A prospective, randomized, double-blind trial of 3 regimens for sedation and analgesia after cardiac surgery

Abstract

Objective: The aim of this study was to evaluate cardiac risk as a consideration for selecting postoperative sedation and analgesia regimens used for cardiac surgical patients requiring cardiopulmonary bypass and early extubation.

Design: An observer-blind, randomized, controlled trial.

Setting: A tertiary referral medical center involving an intensive care unit.

Participants: One hundred forty-five adults requiring elective cardiac surgery.

Interventions: Patients were stratified preoperatively as low, moderate, or high cardiac risk based on established criteria and then assigned to 1 of 3 postoperative regimens: propofol infusion beginning at 25 μg/kg/min and morphine boluses (P), fentanyl infusion beginning at 2 μg/kg/h and midazolam boluses (F), or propofol and fentanyl infusions beginning at 25 μg/kg/min and 0.5 μg/kg/h (PF), respectively.

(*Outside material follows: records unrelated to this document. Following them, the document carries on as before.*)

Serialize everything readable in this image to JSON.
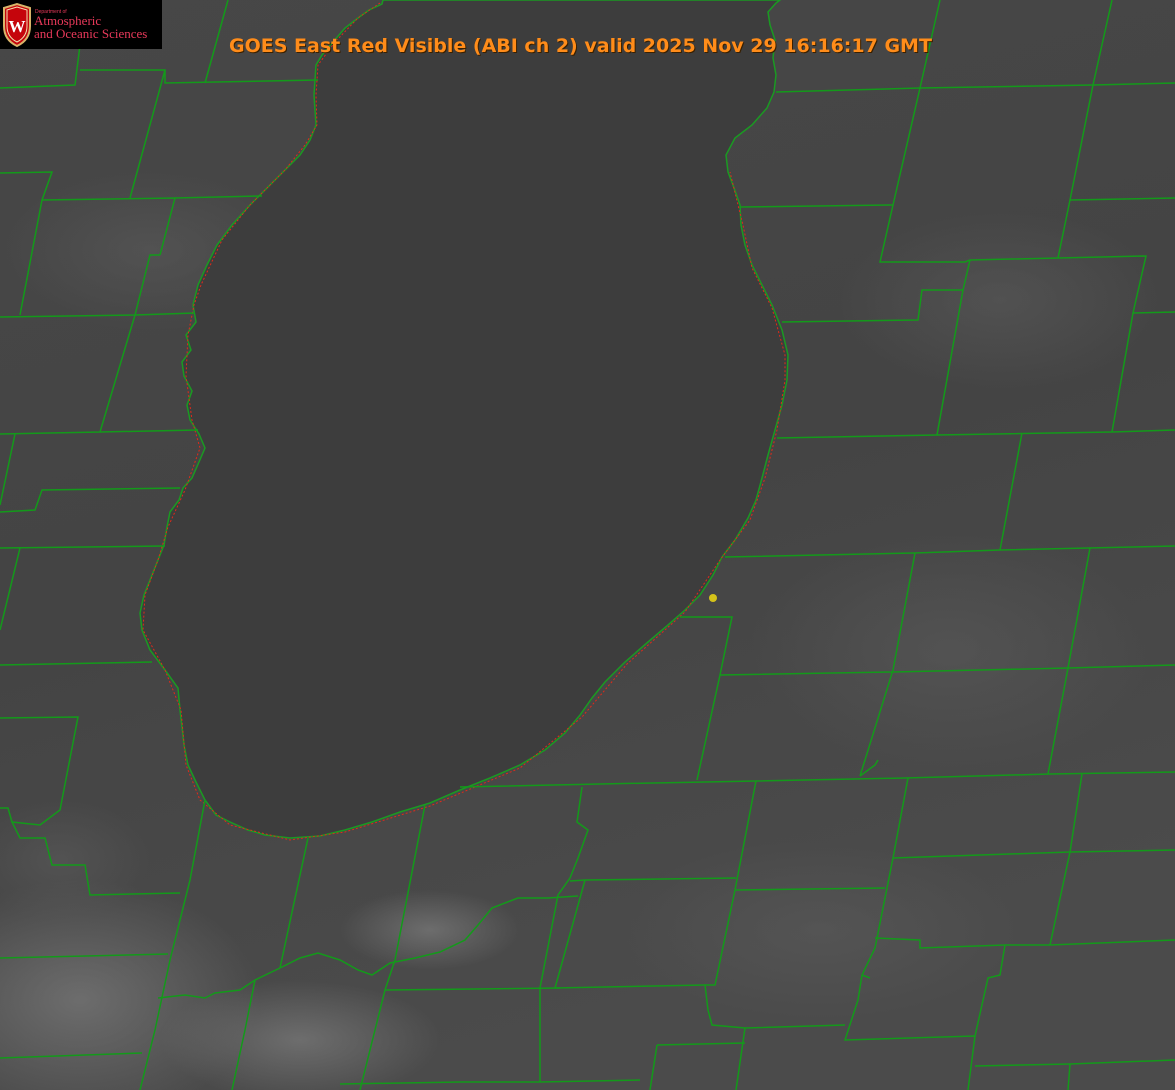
{
  "map": {
    "title": "GOES East Red Visible (ABI ch 2) valid 2025 Nov 29 16:16:17 GMT",
    "logo": {
      "department": "Department of",
      "name_line1": "Atmospheric",
      "name_line2": "and Oceanic Sciences",
      "crest_letter": "W"
    },
    "colors": {
      "title": "#ff8c1a",
      "boundaries": "#139a1a",
      "state_boundary_dash": "#e02a1a",
      "marker": "#d4c21a",
      "logo_text": "#e8395a",
      "crest": "#c5050c"
    },
    "icons": {
      "crest": "university-crest-icon",
      "marker": "location-dot-icon"
    }
  }
}
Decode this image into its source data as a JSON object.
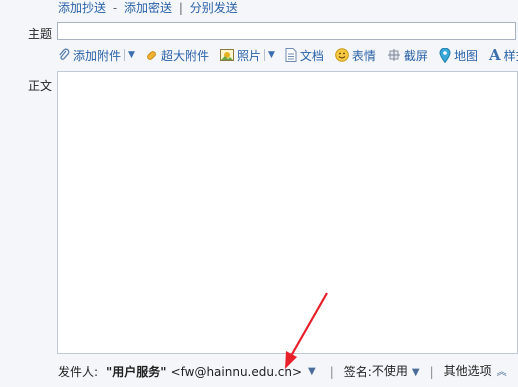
{
  "recipients": {
    "add_cc": "添加抄送",
    "dash": "-",
    "add_bcc": "添加密送",
    "bar": "|",
    "separate_send": "分别发送"
  },
  "subject": {
    "label": "主题",
    "value": ""
  },
  "toolbar": {
    "attachment": "添加附件",
    "large_attachment": "超大附件",
    "photo": "照片",
    "document": "文档",
    "emoticon": "表情",
    "screenshot": "截屏",
    "map": "地图",
    "style": "样式"
  },
  "body": {
    "label": "正文",
    "value": ""
  },
  "footer": {
    "sender_label": "发件人:",
    "sender_name": "\"用户服务\"",
    "sender_email": "<fw@hainnu.edu.cn>",
    "signature_label": "签名:",
    "signature_value": "不使用",
    "other_options": "其他选项"
  },
  "icons": {
    "paperclip": "paperclip-icon",
    "large-attachment": "large-attachment-icon",
    "photo": "photo-icon",
    "document": "document-icon",
    "emoticon": "smiley-icon",
    "screenshot": "scissors-icon",
    "map": "map-pin-icon",
    "style": "font-style-icon"
  },
  "colors": {
    "link": "#2a62a8",
    "annotation_arrow": "#e8202a"
  }
}
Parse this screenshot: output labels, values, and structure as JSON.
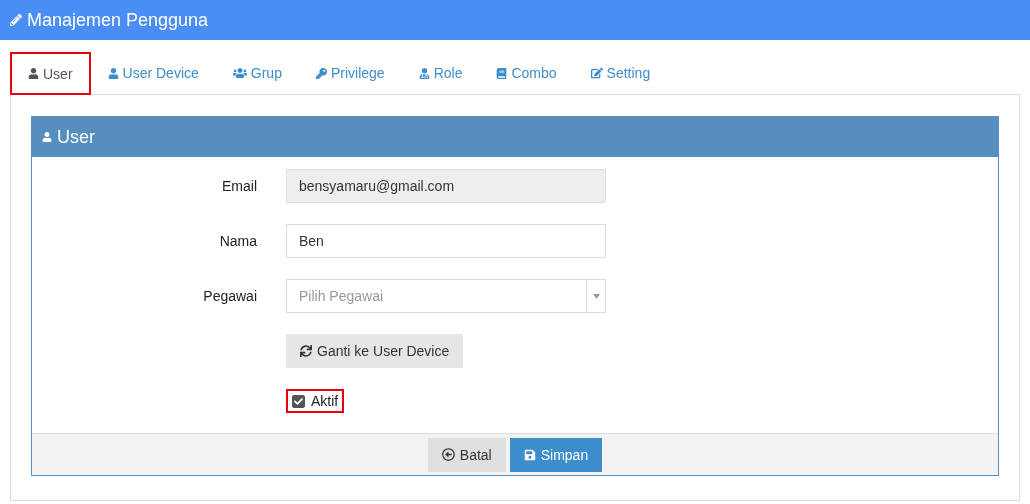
{
  "page_title": "Manajemen Pengguna",
  "tabs": [
    {
      "label": "User",
      "kind": "user",
      "selected": true,
      "highlighted": true
    },
    {
      "label": "User Device",
      "kind": "user",
      "selected": false,
      "highlighted": false
    },
    {
      "label": "Grup",
      "kind": "users",
      "selected": false,
      "highlighted": false
    },
    {
      "label": "Privilege",
      "kind": "key",
      "selected": false,
      "highlighted": false
    },
    {
      "label": "Role",
      "kind": "role",
      "selected": false,
      "highlighted": false
    },
    {
      "label": "Combo",
      "kind": "book",
      "selected": false,
      "highlighted": false
    },
    {
      "label": "Setting",
      "kind": "edit",
      "selected": false,
      "highlighted": false
    }
  ],
  "panel": {
    "title": "User",
    "fields": [
      {
        "kind": "readonly",
        "label": "Email",
        "value": "bensyamaru@gmail.com"
      },
      {
        "kind": "text",
        "label": "Nama",
        "value": "Ben"
      },
      {
        "kind": "select",
        "label": "Pegawai",
        "placeholder": "Pilih Pegawai"
      }
    ],
    "switch_button": "Ganti ke User Device",
    "checkbox": {
      "label": "Aktif",
      "checked": true,
      "highlighted": true
    },
    "buttons": [
      {
        "kind": "cancel",
        "label": "Batal"
      },
      {
        "kind": "save",
        "label": "Simpan"
      }
    ]
  }
}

Measurements and main results: Postoperative regimen P was associated with a significantly reduced time to extubation (median value, 264 minutes; p = 0.05) compared with F (295 minutes) but not PF (278 minutes) in patients characterized as low cardiac risk. The time to extubation did not differ among regimens in patients of moderate/high cardiac risk.

Conclusion: Patients with low cardiac risk undergoing cardiac surgery had statistically significantly shorter times to extubation with propofol infusion and intermittent morphine than a fentanyl infusion and intermittent midazolam. These differences were not sustained in patients considered at higher cardiac risk. The time to extubation after cardiac surgery may further improve if postoperative sedation and analgesia are not administered uniformly to all patients but selected based on individual characteristics.